Le Dr Noble Sharpe, directeur médical du laboratoire judiciaire du bureau du procureur général, a déclaré la nuit dernière être en train d’examiner les ossements.

« Toutefois, je serais surpris s’il s’agissait des os de Thomson. Cette histoire n’est qu’une légende de la région. »

Il a confirmé qu’il y avait un trou dans le crâne, mais à la suite d’un examen superficiel, il ne croyait pas qu’il avait été causé par un instrument pointu ou une balle de fusil.

« Il est plus probable que ce soit une érosion parfaitement normale. »
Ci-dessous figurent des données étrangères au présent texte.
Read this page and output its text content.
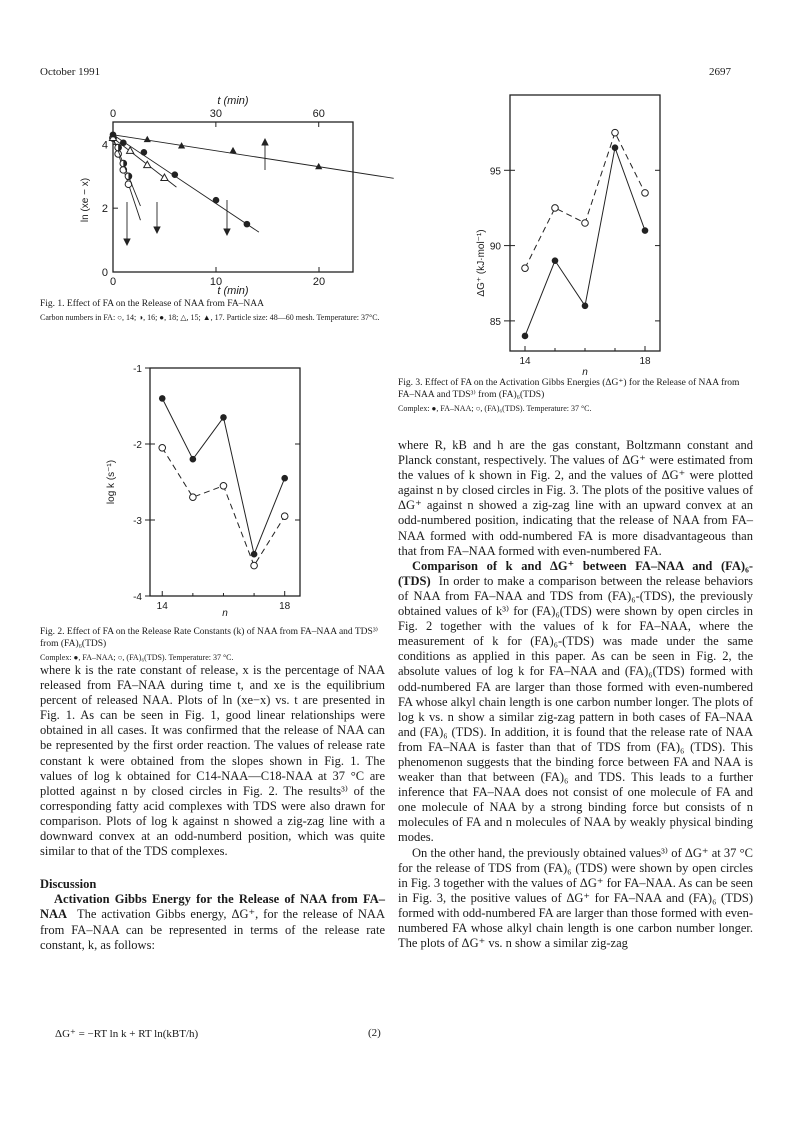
October 1991	2697
t (min)
t (min)
ln (xe − x)
0	10	20
0	30	60
0
2
4
Fig. 1. Effect of FA on the Release of NAA from FA–NAA
Carbon numbers in FA: ○, 14; ◑, 16; ●, 18; △, 15; ▲, 17. Particle size: 48—60 mesh. Temperature: 37°C.
n
log k (s⁻¹)
14	18
-1
-2
-3
-4
Fig. 2. Effect of FA on the Release Rate Constants (k) of NAA from FA–NAA and TDS³⁾ from (FA)₆(TDS)
Complex: ●, FA–NAA; ○, (FA)₆(TDS). Temperature: 37 °C.
n
ΔG⁺ (kJ·mol⁻¹)
14	18
85
90
95
Fig. 3. Effect of FA on the Activation Gibbs Energies (ΔG⁺) for the Release of NAA from FA–NAA and TDS³⁾ from (FA)₆(TDS)
Complex: ●, FA–NAA; ○, (FA)₆(TDS). Temperature: 37 °C.

where k is the rate constant of release, x is the percentage of NAA released from FA–NAA during time t, and xe is the equilibrium percent of released NAA. Plots of ln (xe−x) vs. t are presented in Fig. 1. As can be seen in Fig. 1, good linear relationships were obtained in all cases. It was confirmed that the release of NAA can be represented by the first order reaction. The values of release rate constant k were obtained from the slopes shown in Fig. 1. The values of log k obtained for C14-NAA—C18-NAA at 37 °C are plotted against n by closed circles in Fig. 2. The results³⁾ of the corresponding fatty acid complexes with TDS were also drawn for comparison. Plots of log k against n showed a zig-zag line with a downward convex at an odd-numberd position, which was quite similar to that of the TDS complexes.

Discussion

Activation Gibbs Energy for the Release of NAA from FA–NAA The activation Gibbs energy, ΔG⁺, for the release of NAA from FA–NAA can be represented in terms of the release rate constant, k, as follows:

ΔG⁺ = −RT ln k + RT ln(kBT/h)	(2)

where R, kB and h are the gas constant, Boltzmann constant and Planck constant, respectively. The values of ΔG⁺ were estimated from the values of k shown in Fig. 2, and the values of ΔG⁺ were plotted against n by closed circles in Fig. 3. The plots of the positive values of ΔG⁺ against n showed a zig-zag line with an upward convex at an odd-numbered position, indicating that the release of NAA from FA–NAA formed with odd-numbered FA is more disadvantageous than that from FA–NAA formed with even-numbered FA.

Comparison of k and ΔG⁺ between FA–NAA and (FA)₆-(TDS) In order to make a comparison between the release behaviors of NAA from FA–NAA and TDS from (FA)₆-(TDS), the previously obtained values of k³⁾ for (FA)₆(TDS) were shown by open circles in Fig. 2 together with the values of k for FA–NAA, where the measurement of k for (FA)₆-(TDS) was made under the same conditions as applied in this paper. As can be seen in Fig. 2, the absolute values of log k for FA–NAA and (FA)₆(TDS) formed with odd-numbered FA are larger than those formed with even-numbered FA whose alkyl chain length is one carbon number longer. The plots of log k vs. n show a similar zig-zag pattern in both cases of FA–NAA and (FA)₆ (TDS). In addition, it is found that the release rate of NAA from FA–NAA is faster than that of TDS from (FA)₆ (TDS). This phenomenon suggests that the binding force between FA and NAA is weaker than that between (FA)₆ and TDS. This leads to a further inference that FA–NAA does not consist of one molecule of FA and one molecule of NAA by a strong binding force but consists of n molecules of FA and n molecules of NAA by weakly physical binding modes.

On the other hand, the previously obtained values³⁾ of ΔG⁺ at 37 °C for the release of TDS from (FA)₆ (TDS) were shown by open circles in Fig. 3 together with the values of ΔG⁺ for FA–NAA. As can be seen in Fig. 3, the positive values of ΔG⁺ for FA–NAA and (FA)₆ (TDS) formed with odd-numbered FA are larger than those formed with even-numbered FA whose alkyl chain length is one carbon number longer. The plots of ΔG⁺ vs. n show a similar zig-zag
Le Dr Sharpe a déclaré qu’il avait reçu les ossements, qui permettaient de reconstituer un squelette humain en totalité, pendant la fin de semaine. Au cours des deux ou trois prochaines semaines, il tentera de déterminer l’âge, la taille et l’origine raciale de la personne et vérifiera [quatre mots illisibles] pensait que les ossements étaient enterrés depuis au moins 50 ans.

[...]

Thomson résidait à Mowat’s Lodge, situé à environ un quart de mille de la tombe, lorsqu’il est mort. On raconte qu’il était en mauvais termes avec un homme de l’auberge, qui a été rasée par les flammes il y a environ 30 ans.

Toutefois, certains résidents croient que le corps pourrait être celui d’un bûcheron non identifié qui a travaillé pour la compagnie Gilmour il y a plusieurs années. Mme Jean Chittendon a dit qu’on lui avait raconté qu’il y a plusieurs tombes sans inscription adjacentes à celles de Hayhurst et de Watson.